“Pneumatics!” repeated old Coney, taking time to digest the word. “Don’t you think, parson, that’s more in the department of the Astronomer Royal?”
One required a respite after the whistle-hunt. I put my back against the wall in the large room, and watched the different sets of long tails, then pulling fiercely at “Oranges and Lemons.” Mrs. Hill and Maria Lease sat side by side on one of the benches, both looking as sad as might be, their memories, no doubt, buried in the past. Maria Lease had never, so to say, worn a smiling countenance since the dreadful end of Daniel Ferrar.
A commotion! Half-a-dozen of the “lemons,” pulling too fiercely, had come to grief on the ground. Maria went to the rescue.
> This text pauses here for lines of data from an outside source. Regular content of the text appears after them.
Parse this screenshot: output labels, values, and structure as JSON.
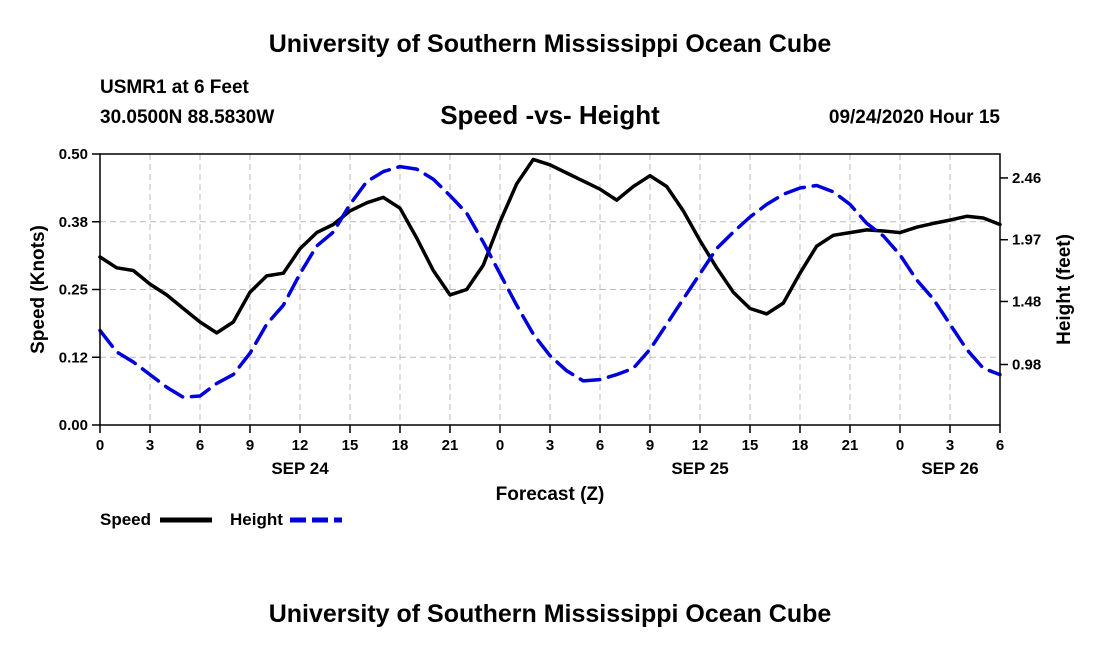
{
  "header": {
    "top_title": "University of Southern Mississippi Ocean Cube",
    "station": "USMR1 at 6 Feet",
    "coords": "30.0500N 88.5830W",
    "datetime": "09/24/2020 Hour 15",
    "bottom_title": "University of Southern Mississippi Ocean Cube"
  },
  "chart_data": {
    "type": "line",
    "title": "Speed -vs- Height",
    "xlabel": "Forecast (Z)",
    "ylabel": "Speed (Knots)",
    "y2label": "Height (feet)",
    "grid": true,
    "x_range": [
      0,
      54
    ],
    "x_unit": "hours from 00Z Sep 24",
    "x_ticks": [
      0,
      3,
      6,
      9,
      12,
      15,
      18,
      21,
      24,
      27,
      30,
      33,
      36,
      39,
      42,
      45,
      48,
      51,
      54
    ],
    "x_tick_labels": [
      "0",
      "3",
      "6",
      "9",
      "12",
      "15",
      "18",
      "21",
      "0",
      "3",
      "6",
      "9",
      "12",
      "15",
      "18",
      "21",
      "0",
      "3",
      "6"
    ],
    "day_labels": [
      {
        "x": 12,
        "label": "SEP 24"
      },
      {
        "x": 36,
        "label": "SEP 25"
      },
      {
        "x": 51,
        "label": "SEP 26"
      }
    ],
    "ylim": [
      0,
      0.5
    ],
    "y_ticks": [
      0.0,
      0.125,
      0.25,
      0.375,
      0.5
    ],
    "y_tick_labels": [
      "0.00",
      "0.12",
      "0.25",
      "0.38",
      "0.50"
    ],
    "y2lim": [
      0.5,
      2.65
    ],
    "y2_ticks": [
      0.98,
      1.48,
      1.97,
      2.46
    ],
    "y2_tick_labels": [
      "0.98",
      "1.48",
      "1.97",
      "2.46"
    ],
    "series": [
      {
        "name": "Speed",
        "color": "#000000",
        "dash": "solid",
        "axis": "left",
        "x": [
          0,
          1,
          2,
          3,
          4,
          5,
          6,
          7,
          8,
          9,
          10,
          11,
          12,
          13,
          14,
          15,
          16,
          17,
          18,
          19,
          20,
          21,
          22,
          23,
          24,
          25,
          26,
          27,
          28,
          29,
          30,
          31,
          32,
          33,
          34,
          35,
          36,
          37,
          38,
          39,
          40,
          41,
          42,
          43,
          44,
          45,
          46,
          47,
          48,
          49,
          50,
          51,
          52,
          53,
          54
        ],
        "values": [
          0.31,
          0.29,
          0.285,
          0.26,
          0.24,
          0.215,
          0.19,
          0.17,
          0.19,
          0.245,
          0.275,
          0.28,
          0.325,
          0.355,
          0.37,
          0.395,
          0.41,
          0.42,
          0.4,
          0.345,
          0.285,
          0.24,
          0.25,
          0.295,
          0.375,
          0.445,
          0.49,
          0.48,
          0.465,
          0.45,
          0.435,
          0.415,
          0.44,
          0.46,
          0.44,
          0.395,
          0.34,
          0.29,
          0.245,
          0.215,
          0.205,
          0.225,
          0.28,
          0.33,
          0.35,
          0.355,
          0.36,
          0.358,
          0.355,
          0.365,
          0.372,
          0.378,
          0.385,
          0.382,
          0.37
        ]
      },
      {
        "name": "Height",
        "color": "#0000dd",
        "dash": "dashed",
        "axis": "right",
        "x": [
          0,
          1,
          2,
          3,
          4,
          5,
          6,
          7,
          8,
          9,
          10,
          11,
          12,
          13,
          14,
          15,
          16,
          17,
          18,
          19,
          20,
          21,
          22,
          23,
          24,
          25,
          26,
          27,
          28,
          29,
          30,
          31,
          32,
          33,
          34,
          35,
          36,
          37,
          38,
          39,
          40,
          41,
          42,
          43,
          44,
          45,
          46,
          47,
          48,
          49,
          50,
          51,
          52,
          53,
          54
        ],
        "values": [
          1.25,
          1.08,
          1.0,
          0.9,
          0.8,
          0.72,
          0.73,
          0.83,
          0.9,
          1.07,
          1.3,
          1.45,
          1.7,
          1.92,
          2.03,
          2.25,
          2.43,
          2.51,
          2.55,
          2.53,
          2.45,
          2.32,
          2.18,
          1.95,
          1.7,
          1.45,
          1.22,
          1.05,
          0.93,
          0.85,
          0.86,
          0.9,
          0.95,
          1.1,
          1.3,
          1.5,
          1.7,
          1.9,
          2.03,
          2.15,
          2.25,
          2.33,
          2.38,
          2.4,
          2.35,
          2.25,
          2.1,
          2.0,
          1.85,
          1.65,
          1.5,
          1.3,
          1.1,
          0.95,
          0.9
        ]
      }
    ]
  }
}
“I was just thinking of poor David, sir,” Mrs. Hill said to me, with a sigh. “How he would have enjoyed this scene: so merry and bright!”
“But he is in a brighter scene than this, you know.”
“Yes, Master Johnny, I do know it,” she said, tears trickling slowly down her cheeks. “Where he is, all things are beautiful.”
In her palmy days Mrs. Todhetley used to sing a song, of which this was the first verse:—
“All that’s bright must fade,
The brightest still the fleetest;
All that’s sweet was made
But to be lost when sweetest.”
Mrs. Hill’s words brought this song to my memory, and with it the damping reminder that nothing lasts in this world, whether of pleasure or brightness. All things must fade, or die: but in that better life to come they will last for ever. And David had entered upon it.
“Now, where’s that senseless little Nettie?”